One of the things Jack seems to do best is mimic terrorist tactics—especially when it comes to interrogation. As TV torturers go, Jack is the best (or worst—as the Parents Television Council, Human Rights First, and the dean of West Point see it). With 67 torture scenes in its first five seasons, 24 deserves the torture Emmy, and Jack has proven to be the maestro of torturers. He has electrocuted, decapitated, and smothered people; shattered and ground their wrists; forced them to watch the (rigged) execution of their children; and tortured his own brother.

The disturbing appeal of Jack the Torturer reflects a wounded and frightened national psyche, a desire to lash out at those responsible for 9/11, and the frustration of a superpower unable to defeat a ragged band of terrorists. After our government succumbed to the temptation to “take the gloves off” and violate the rights of prisoners in Abu Ghraib and Guantanamo, did we really expect TV characters to behave any better?

But FOX’s torture show is a fantasy. On 24 terrorists break immediately and spill accurate, lifesaving information just in time for Jack the Inquisitor to foil the terrorist plot. And on this show torture has little or no long-term effect on those who engage in or suffer this horrible assault on their body and personhood. Within hours even those who have been wrongly tortured (a not infrequent occurrence on 24) return to work and resume friendly relations with those who have ordered or carried out their torture.

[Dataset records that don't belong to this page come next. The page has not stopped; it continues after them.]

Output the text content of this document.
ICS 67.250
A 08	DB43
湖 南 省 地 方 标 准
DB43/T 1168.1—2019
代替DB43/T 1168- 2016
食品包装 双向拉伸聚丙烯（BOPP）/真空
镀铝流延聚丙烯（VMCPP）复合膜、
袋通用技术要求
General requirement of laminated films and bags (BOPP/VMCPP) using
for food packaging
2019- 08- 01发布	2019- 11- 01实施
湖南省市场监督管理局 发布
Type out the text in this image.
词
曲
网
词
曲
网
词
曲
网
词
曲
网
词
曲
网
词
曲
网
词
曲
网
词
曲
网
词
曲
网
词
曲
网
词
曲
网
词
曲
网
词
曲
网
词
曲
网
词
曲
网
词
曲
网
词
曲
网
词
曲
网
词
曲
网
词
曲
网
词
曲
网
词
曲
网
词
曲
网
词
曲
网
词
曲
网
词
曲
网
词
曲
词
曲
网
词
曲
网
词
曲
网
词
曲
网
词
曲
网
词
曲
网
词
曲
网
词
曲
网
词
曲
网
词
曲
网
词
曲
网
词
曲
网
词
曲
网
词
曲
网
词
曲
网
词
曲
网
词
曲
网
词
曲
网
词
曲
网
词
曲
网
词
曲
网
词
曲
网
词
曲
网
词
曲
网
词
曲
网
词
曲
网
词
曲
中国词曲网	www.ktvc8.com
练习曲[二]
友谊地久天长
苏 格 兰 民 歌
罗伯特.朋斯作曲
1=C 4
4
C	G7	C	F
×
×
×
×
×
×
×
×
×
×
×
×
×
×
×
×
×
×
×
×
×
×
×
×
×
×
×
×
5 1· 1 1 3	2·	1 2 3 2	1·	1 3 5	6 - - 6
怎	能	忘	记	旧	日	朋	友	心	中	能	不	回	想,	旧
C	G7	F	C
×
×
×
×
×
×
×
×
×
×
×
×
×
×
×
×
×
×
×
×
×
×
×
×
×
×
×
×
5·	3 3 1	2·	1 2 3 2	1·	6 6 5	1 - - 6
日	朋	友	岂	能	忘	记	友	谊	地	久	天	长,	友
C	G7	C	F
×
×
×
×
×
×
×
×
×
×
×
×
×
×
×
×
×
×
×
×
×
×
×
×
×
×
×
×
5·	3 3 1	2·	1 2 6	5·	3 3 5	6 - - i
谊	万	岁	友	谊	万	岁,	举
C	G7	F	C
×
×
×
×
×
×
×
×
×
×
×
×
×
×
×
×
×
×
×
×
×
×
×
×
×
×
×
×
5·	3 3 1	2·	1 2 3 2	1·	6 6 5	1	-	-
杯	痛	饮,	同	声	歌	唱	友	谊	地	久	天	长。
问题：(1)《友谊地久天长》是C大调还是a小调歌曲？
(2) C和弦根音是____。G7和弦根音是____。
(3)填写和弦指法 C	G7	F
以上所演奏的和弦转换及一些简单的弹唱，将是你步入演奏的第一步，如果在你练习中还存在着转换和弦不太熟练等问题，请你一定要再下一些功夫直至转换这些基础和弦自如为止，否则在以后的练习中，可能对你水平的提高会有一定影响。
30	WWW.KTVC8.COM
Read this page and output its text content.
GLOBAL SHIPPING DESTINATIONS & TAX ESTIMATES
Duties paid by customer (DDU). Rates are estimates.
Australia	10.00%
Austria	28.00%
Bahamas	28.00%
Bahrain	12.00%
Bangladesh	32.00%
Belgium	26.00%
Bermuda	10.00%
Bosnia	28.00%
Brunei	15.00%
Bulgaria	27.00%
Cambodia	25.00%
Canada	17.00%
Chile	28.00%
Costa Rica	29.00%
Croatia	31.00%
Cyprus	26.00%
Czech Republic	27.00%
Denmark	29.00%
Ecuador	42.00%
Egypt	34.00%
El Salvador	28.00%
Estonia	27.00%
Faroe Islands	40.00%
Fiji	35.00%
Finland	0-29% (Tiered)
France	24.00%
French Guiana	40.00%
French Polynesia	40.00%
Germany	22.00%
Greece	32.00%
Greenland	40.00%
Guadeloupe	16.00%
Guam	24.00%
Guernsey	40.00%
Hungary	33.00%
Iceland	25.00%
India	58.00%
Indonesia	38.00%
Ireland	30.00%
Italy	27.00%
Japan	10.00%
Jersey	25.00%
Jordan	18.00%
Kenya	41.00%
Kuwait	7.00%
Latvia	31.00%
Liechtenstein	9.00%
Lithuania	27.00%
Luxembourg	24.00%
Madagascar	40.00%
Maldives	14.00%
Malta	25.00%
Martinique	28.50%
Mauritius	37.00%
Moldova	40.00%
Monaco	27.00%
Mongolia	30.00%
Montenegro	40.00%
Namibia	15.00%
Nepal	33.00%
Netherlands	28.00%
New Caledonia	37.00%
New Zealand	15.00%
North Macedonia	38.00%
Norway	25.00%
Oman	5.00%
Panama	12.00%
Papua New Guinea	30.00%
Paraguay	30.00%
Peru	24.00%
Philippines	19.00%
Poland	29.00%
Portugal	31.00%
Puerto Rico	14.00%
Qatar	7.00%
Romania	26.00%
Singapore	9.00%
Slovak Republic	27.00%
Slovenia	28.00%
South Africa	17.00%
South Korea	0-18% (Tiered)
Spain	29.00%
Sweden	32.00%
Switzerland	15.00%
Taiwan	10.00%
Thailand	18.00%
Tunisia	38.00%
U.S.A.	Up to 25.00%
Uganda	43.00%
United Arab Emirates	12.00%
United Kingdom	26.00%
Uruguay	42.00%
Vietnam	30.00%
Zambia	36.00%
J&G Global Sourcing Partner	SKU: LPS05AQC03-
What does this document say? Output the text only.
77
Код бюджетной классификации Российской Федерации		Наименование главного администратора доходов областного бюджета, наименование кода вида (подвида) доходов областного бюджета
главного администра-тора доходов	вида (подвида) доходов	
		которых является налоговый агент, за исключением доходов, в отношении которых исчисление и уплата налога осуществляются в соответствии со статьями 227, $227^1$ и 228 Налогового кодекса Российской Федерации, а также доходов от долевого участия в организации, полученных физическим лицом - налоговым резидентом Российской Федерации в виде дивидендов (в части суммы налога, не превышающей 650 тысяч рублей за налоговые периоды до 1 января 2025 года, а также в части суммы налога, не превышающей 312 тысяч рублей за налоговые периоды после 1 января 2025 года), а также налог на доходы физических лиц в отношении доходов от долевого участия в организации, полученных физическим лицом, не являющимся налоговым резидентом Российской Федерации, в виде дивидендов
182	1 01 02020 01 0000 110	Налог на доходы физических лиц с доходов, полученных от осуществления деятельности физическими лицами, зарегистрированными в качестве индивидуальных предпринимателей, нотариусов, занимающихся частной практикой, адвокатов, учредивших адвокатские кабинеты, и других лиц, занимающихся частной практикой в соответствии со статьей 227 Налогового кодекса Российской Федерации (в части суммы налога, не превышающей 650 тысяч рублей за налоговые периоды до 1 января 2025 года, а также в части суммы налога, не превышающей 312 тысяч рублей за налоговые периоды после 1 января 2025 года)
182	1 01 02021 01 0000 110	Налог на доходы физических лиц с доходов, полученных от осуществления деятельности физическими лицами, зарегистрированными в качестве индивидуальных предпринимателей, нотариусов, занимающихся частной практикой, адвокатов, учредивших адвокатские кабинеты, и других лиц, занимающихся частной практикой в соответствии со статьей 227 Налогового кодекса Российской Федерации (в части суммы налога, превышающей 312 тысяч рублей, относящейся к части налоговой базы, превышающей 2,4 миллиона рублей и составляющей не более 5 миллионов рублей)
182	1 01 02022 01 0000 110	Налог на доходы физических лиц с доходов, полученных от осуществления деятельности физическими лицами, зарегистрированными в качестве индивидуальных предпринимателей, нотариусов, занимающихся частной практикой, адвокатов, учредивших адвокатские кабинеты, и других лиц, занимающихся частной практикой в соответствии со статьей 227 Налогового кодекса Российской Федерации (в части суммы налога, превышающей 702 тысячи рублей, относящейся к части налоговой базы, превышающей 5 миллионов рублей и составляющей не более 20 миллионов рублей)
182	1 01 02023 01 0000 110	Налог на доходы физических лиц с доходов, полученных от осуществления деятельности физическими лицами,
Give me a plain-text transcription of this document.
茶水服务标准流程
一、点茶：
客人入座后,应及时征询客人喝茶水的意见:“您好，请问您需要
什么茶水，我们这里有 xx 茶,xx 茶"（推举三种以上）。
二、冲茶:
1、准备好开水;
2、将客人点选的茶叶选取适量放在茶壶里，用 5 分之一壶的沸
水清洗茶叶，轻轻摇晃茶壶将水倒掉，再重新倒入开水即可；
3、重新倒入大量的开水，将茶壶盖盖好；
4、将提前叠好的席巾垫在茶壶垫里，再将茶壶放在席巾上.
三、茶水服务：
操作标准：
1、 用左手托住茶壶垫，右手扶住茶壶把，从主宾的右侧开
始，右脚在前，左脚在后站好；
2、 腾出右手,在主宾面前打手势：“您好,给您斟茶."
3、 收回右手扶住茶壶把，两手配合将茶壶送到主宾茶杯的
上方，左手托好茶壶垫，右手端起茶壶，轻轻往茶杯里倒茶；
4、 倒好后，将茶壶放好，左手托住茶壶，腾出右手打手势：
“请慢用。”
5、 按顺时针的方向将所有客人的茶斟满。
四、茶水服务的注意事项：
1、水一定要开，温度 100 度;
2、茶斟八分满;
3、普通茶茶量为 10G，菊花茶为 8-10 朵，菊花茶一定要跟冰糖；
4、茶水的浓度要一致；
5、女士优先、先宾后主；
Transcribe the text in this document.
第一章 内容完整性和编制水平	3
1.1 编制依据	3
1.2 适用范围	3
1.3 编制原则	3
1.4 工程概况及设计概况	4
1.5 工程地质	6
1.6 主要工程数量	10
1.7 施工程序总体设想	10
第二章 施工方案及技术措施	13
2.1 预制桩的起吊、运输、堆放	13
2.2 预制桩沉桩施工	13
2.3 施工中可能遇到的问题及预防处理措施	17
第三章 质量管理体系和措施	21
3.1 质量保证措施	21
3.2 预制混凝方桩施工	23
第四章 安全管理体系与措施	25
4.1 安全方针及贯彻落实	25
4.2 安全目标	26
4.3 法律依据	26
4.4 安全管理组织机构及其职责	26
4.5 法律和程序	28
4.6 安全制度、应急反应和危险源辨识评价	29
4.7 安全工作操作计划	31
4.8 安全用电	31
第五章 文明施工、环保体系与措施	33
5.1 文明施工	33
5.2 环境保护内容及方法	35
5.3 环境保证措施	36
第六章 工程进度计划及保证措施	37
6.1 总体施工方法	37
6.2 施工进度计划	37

The reality is that torture is unreliable, destructive, and monstrous—a truth we are (gratefully) being reminded of more and more in some recent films. In Rendition (New Line Cinema) and the documentary Taxi to the Dark Side (THINKFilm), we see the moral horror and folly of torture as we watch this process from the point of view of its victim. In In the Valley of Elah (Warner Independent Pictures), we catch a glimpse of the damage this practice inflicts upon the soldiers or agents who are expected to carry out such brutality.

Andy Warhol once said everybody in America get 15 minutes of fame. Torture has had 24 hours—and that has been too much.

Patrick McCormick is professor of Christian ethics at Gonzaga University in Spokane, Washington.